The speech and the details

The Davis administration’s Speech from the Throne offers insight into potential legislation not explicitly foreshadowed, but also leaves key questions unanswered about necessary agenda items not outlined.

Grand Bahama is the country’s second-largest economic center, making its rebound from years of stagnation and repetitive natural disasters a critical component in the desired growth of The Bahamas’ gross domestic product.

Though the speech highlights plans to bolster Grand Bahama’s maritime and industrial sectors, it is silent on the way forward regarding the city of Freeport’s incentives and its management.

Back in 2017, the Minnis administration introduced the Grand Bahama (Port Area) Extension of Tax Exemptions Bill, which sought to repeal the Grand Bahama (Port Area) Investment Incentives Act, 2016, passed by the Christie administration.

The Minnis administration argued the need for a repeal of the 2016 act, stating that the legislation stood in the way of investment prospects for Freeport.

However, the repeal bill was still listed on the Order Paper of the House of Assembly just prior to Parliament’s dissolution in August, meaning it was never passed.

Days before last month’s general election, Progressive Liberal Party (PLP) Deputy Leader Chester Cooper said the party would, “reinstate and enforce the Grand Bahama Incentive Act to make the Grand Bahama Port Authority (GBPA) more accountable”.

“We plan to partner with all of the stakeholders to promote Grand Bahama and find the right development partners”, Cooper added.

The administration’s speech from the throne is not only silent on the enforcement of the 2016 act, but on the Davis-led government’s position regarding the GBPA, and what observers view as the need for reform for Freeport’s regulator.

Moreover, while bolstering the maritime and industrial sectors would bode well for Freeport’s economy, more details are needed on the administration’s plans to grow the economies of east and west Grand Bahama, the former having been nearly decimated by Hurricane Dorian, and the latter languishing in protracted need of sustainable economic development.

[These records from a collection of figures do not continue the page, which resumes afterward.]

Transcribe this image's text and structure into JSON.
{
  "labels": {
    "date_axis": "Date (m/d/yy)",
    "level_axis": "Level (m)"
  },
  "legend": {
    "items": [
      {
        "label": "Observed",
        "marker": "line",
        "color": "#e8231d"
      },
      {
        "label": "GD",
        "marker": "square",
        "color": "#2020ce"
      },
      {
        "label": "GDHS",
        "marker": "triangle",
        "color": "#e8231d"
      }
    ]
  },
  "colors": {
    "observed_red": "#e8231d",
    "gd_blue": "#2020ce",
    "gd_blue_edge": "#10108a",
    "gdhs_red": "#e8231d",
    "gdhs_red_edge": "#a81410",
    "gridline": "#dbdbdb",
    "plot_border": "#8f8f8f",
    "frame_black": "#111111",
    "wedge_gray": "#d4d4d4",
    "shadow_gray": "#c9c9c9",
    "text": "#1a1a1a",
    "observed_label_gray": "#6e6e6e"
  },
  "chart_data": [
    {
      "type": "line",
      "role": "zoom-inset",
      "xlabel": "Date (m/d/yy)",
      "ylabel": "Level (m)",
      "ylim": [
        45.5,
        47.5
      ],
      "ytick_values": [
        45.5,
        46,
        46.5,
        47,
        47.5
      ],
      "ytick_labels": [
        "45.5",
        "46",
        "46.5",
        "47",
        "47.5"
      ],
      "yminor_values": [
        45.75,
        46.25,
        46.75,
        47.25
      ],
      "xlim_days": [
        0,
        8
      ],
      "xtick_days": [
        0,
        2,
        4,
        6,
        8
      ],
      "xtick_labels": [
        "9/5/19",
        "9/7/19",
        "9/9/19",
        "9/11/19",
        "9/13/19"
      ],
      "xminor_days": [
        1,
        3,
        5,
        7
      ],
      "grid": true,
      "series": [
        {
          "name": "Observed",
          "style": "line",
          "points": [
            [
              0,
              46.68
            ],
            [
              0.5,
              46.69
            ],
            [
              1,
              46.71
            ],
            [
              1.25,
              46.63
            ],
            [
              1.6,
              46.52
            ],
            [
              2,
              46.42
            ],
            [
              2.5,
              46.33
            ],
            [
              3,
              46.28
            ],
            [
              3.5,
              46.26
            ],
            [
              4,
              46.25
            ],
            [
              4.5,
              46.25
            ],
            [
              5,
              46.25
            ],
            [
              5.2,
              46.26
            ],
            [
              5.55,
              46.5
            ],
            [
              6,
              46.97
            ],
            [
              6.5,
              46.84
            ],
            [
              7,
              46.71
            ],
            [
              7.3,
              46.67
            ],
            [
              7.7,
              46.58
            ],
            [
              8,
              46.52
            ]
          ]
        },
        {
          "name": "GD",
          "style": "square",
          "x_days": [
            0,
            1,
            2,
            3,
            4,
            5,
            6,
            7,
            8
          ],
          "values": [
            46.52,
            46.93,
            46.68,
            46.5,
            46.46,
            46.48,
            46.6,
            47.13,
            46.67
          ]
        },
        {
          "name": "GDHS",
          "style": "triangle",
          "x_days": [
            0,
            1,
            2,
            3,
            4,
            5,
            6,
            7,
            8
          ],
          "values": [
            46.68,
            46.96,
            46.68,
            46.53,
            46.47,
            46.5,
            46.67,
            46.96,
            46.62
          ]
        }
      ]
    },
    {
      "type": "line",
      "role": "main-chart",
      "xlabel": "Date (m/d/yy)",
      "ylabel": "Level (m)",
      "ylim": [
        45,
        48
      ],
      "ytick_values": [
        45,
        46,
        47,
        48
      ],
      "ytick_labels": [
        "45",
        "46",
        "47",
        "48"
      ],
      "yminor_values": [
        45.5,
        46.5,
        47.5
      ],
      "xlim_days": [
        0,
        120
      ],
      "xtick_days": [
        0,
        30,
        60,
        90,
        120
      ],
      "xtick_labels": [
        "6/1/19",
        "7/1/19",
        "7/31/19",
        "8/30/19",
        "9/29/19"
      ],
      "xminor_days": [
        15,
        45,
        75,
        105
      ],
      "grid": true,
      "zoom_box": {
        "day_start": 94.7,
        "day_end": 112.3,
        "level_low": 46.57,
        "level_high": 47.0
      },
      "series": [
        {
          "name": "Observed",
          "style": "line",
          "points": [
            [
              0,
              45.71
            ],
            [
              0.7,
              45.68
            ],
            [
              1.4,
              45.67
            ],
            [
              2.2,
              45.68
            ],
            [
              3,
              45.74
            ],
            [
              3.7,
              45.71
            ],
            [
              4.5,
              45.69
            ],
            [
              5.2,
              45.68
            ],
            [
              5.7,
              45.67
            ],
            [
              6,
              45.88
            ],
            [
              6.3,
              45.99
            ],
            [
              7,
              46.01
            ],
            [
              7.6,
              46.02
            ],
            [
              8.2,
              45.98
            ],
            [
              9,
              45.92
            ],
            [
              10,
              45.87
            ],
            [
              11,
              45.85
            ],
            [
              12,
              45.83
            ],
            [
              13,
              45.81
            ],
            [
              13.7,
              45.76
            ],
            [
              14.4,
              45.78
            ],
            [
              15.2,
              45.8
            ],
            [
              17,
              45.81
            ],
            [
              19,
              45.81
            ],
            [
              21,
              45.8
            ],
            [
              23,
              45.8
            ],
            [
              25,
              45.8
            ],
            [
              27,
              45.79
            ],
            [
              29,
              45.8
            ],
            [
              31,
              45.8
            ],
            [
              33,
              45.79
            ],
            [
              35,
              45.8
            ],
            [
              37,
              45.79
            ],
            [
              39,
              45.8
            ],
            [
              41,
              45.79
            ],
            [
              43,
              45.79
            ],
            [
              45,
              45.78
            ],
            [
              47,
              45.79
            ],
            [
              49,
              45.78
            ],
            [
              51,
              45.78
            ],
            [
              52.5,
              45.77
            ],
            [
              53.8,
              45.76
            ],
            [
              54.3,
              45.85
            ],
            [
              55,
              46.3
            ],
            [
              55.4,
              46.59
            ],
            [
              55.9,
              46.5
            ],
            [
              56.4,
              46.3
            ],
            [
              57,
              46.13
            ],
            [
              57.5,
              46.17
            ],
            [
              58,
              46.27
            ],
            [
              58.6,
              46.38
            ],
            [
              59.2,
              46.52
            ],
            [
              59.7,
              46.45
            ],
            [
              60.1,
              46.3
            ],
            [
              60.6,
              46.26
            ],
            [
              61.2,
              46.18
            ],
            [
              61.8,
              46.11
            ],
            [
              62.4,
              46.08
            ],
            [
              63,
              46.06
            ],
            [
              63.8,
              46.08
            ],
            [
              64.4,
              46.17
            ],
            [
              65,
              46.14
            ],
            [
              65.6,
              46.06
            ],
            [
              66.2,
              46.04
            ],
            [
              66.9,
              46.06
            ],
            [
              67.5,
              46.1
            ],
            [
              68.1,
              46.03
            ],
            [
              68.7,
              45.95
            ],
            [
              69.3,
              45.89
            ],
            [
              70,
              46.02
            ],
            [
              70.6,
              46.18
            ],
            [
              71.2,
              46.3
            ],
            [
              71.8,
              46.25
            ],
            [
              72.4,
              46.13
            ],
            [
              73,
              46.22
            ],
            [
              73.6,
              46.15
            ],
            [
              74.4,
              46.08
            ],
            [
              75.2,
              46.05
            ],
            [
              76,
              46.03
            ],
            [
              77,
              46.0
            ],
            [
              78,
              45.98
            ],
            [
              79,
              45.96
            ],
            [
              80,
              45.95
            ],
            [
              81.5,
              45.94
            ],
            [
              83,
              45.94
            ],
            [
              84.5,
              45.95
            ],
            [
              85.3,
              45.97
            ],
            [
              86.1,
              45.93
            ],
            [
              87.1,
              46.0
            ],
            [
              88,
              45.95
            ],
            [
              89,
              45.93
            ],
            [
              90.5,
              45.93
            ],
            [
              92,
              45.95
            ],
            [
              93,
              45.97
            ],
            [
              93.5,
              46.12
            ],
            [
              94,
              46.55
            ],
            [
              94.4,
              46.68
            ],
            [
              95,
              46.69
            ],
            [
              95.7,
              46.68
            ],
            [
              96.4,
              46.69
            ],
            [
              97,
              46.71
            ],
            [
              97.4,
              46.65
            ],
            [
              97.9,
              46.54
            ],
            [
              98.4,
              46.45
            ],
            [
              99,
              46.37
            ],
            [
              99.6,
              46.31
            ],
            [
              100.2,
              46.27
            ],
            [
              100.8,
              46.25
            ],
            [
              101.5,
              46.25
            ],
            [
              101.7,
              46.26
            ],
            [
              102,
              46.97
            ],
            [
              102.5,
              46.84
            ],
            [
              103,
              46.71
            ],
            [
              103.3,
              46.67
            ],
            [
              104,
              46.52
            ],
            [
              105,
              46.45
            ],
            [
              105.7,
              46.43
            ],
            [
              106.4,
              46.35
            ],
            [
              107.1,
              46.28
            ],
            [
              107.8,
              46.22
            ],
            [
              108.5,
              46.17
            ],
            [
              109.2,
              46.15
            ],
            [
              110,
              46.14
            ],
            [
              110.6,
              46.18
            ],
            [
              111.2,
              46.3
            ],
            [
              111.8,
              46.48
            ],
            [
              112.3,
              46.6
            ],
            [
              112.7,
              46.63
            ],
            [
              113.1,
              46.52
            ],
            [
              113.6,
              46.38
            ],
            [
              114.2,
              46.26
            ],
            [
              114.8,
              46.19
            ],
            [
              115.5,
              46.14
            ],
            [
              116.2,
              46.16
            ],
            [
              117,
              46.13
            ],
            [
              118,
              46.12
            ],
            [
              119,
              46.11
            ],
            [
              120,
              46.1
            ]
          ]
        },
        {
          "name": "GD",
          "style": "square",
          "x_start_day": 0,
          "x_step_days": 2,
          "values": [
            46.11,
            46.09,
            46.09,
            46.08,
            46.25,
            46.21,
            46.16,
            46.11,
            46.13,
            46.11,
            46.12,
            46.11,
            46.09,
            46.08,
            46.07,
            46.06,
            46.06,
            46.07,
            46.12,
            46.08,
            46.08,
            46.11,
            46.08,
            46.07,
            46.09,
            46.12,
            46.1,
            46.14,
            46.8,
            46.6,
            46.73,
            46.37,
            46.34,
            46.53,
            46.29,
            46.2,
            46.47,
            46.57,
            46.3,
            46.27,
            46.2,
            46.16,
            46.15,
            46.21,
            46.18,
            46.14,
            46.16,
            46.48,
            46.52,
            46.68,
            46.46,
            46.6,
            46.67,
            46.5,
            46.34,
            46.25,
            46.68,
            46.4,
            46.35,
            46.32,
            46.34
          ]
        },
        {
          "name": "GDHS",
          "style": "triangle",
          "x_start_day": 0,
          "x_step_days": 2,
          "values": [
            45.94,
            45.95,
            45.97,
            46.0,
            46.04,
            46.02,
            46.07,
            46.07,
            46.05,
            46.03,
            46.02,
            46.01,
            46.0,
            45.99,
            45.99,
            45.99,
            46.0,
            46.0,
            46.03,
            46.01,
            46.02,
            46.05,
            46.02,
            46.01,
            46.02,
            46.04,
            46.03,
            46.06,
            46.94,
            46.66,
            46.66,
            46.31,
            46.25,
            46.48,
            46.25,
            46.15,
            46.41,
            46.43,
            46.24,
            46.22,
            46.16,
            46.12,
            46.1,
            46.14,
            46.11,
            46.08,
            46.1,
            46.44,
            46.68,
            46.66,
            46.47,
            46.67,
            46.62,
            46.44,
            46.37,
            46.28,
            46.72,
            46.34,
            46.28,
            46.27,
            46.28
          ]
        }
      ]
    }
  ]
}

When the administration announced in its speech a plan to amend the Fiscal Responsibility Act “to strengthen the independence of the Fiscal Responsibility Council”, it was a foreshadowing of legislation to grant the Parliament its independence from the executive branch of government.

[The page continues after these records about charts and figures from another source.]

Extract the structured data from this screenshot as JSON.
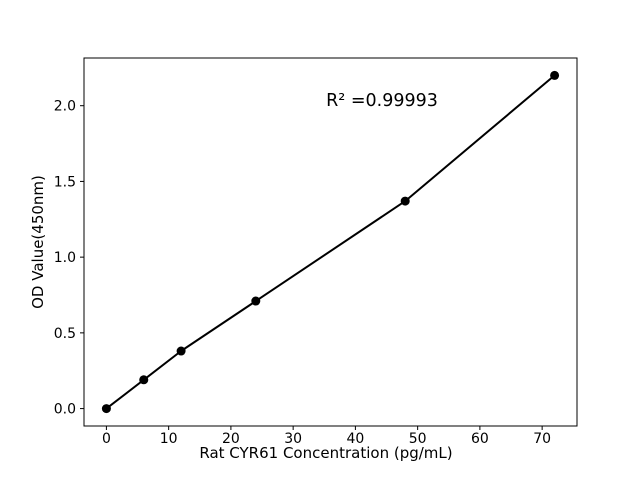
{
  "chart_data": {
    "type": "scatter",
    "title": "",
    "xlabel": "Rat CYR61 Concentration (pg/mL)",
    "ylabel": "OD Value(450nm)",
    "annotation": "R² =0.99993",
    "x": [
      0,
      6,
      12,
      24,
      48,
      72
    ],
    "y": [
      0.0,
      0.19,
      0.38,
      0.71,
      1.37,
      2.2
    ],
    "xticks": [
      0,
      10,
      20,
      30,
      40,
      50,
      60,
      70
    ],
    "yticks": [
      0.0,
      0.5,
      1.0,
      1.5,
      2.0
    ],
    "xlim": [
      -3.6,
      75.6
    ],
    "ylim": [
      -0.115,
      2.315
    ],
    "grid": false,
    "legend": "none",
    "marker": "filled-circle",
    "colors": {
      "marker": "#000000",
      "line": "#000000",
      "axis": "#000000",
      "text": "#000000",
      "background": "#ffffff"
    }
  }
}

The Fiscal Responsibility Council — whose members are appointed on the advice of the House Speaker and which is mandated by the act to oversee government’s adherence to fiscal rules — is in the same position regarding its independence as is the Parliament, in that both have the secretary to the Cabinet as their accounting officer.

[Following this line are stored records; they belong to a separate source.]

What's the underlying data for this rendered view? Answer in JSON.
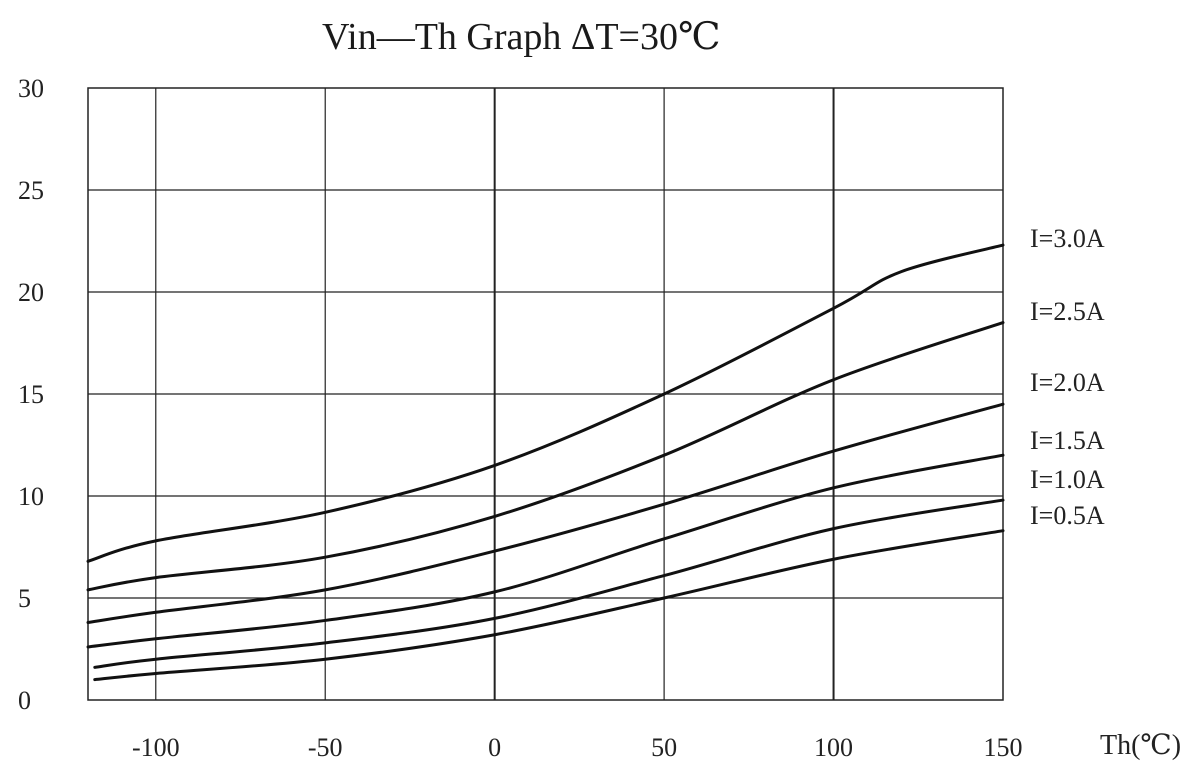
{
  "chart_data": {
    "type": "line",
    "title": "Vin—Th Graph  ΔT=30℃",
    "xlabel": "Th(℃)",
    "ylabel": "",
    "xlim": [
      -120,
      150
    ],
    "ylim": [
      0,
      30
    ],
    "x_ticks": [
      "-100",
      "-50",
      "0",
      "50",
      "100",
      "150"
    ],
    "x_tick_values": [
      -100,
      -50,
      0,
      50,
      100,
      150
    ],
    "y_ticks": [
      "0",
      "5",
      "10",
      "15",
      "20",
      "25",
      "30"
    ],
    "y_tick_values": [
      0,
      5,
      10,
      15,
      20,
      25,
      30
    ],
    "grid": true,
    "legend": "inline labels at right end of curves",
    "series": [
      {
        "name": "I=3.0A",
        "x": [
          -120,
          -100,
          -50,
          0,
          50,
          100,
          120,
          150
        ],
        "y": [
          6.8,
          7.8,
          9.2,
          11.5,
          15.0,
          19.2,
          21.0,
          22.3
        ]
      },
      {
        "name": "I=2.5A",
        "x": [
          -120,
          -100,
          -50,
          0,
          50,
          100,
          150
        ],
        "y": [
          5.4,
          6.0,
          7.0,
          9.0,
          12.0,
          15.7,
          18.5
        ]
      },
      {
        "name": "I=2.0A",
        "x": [
          -120,
          -100,
          -50,
          0,
          50,
          100,
          150
        ],
        "y": [
          3.8,
          4.3,
          5.4,
          7.3,
          9.6,
          12.2,
          14.5
        ]
      },
      {
        "name": "I=1.5A",
        "x": [
          -120,
          -100,
          -50,
          0,
          50,
          100,
          150
        ],
        "y": [
          2.6,
          3.0,
          3.9,
          5.3,
          7.9,
          10.4,
          12.0
        ]
      },
      {
        "name": "I=1.0A",
        "x": [
          -118,
          -100,
          -50,
          0,
          50,
          100,
          150
        ],
        "y": [
          1.6,
          2.0,
          2.8,
          4.0,
          6.1,
          8.4,
          9.8
        ]
      },
      {
        "name": "I=0.5A",
        "x": [
          -118,
          -100,
          -50,
          0,
          50,
          100,
          150
        ],
        "y": [
          1.0,
          1.3,
          2.0,
          3.2,
          5.0,
          6.9,
          8.3
        ]
      }
    ],
    "colors": {
      "line": "#111111",
      "grid": "#222222"
    }
  }
}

This means that both bodies are under the administrative control of the same branch of government they are mandated to hold accountable — an untenable state of affairs that can be addressed by an act of Parliament to put the legislature in administrative control of its affairs.

The administration’s intention to strengthen the council’s independence, meantime, suggests it takes seriously the intention of the fiscal responsibility legislation, which is a positive signal of how it may approach its management of the country’s finances.

The government pledges to “transform The Bahamas Department of Correctional Services into a rehabilitative institution in alignment with its mandate”.

This is a pledge spanning successive administrations, and is one of a number of legislative agenda items in whose fulfillment other pledges have hope of success.

The Davis administration pledges to create a national “Second-Chance” jobs program that allows those who have served prison time to enter the job market, further pledging to expunge the records of young people convicted of minor marijuana offenses as part of the program.

Productively re-entering society after serving time in prison not only hinges on the ability of offenders to secure gainful employment, but on the experience of prisoners while incarcerated.

Poor conditions and traumatic encounters prisoners endure can so damage their psyche that without adequate mental help, they could potentially become more of a danger to themselves and others than was the case prior to incarceration.

This is why the details regarding the administration’s plans to transform the country’s prison into a rehabilitative institution are so important, and it is in the national interest that those details are made known, together with how such plans will be resourced.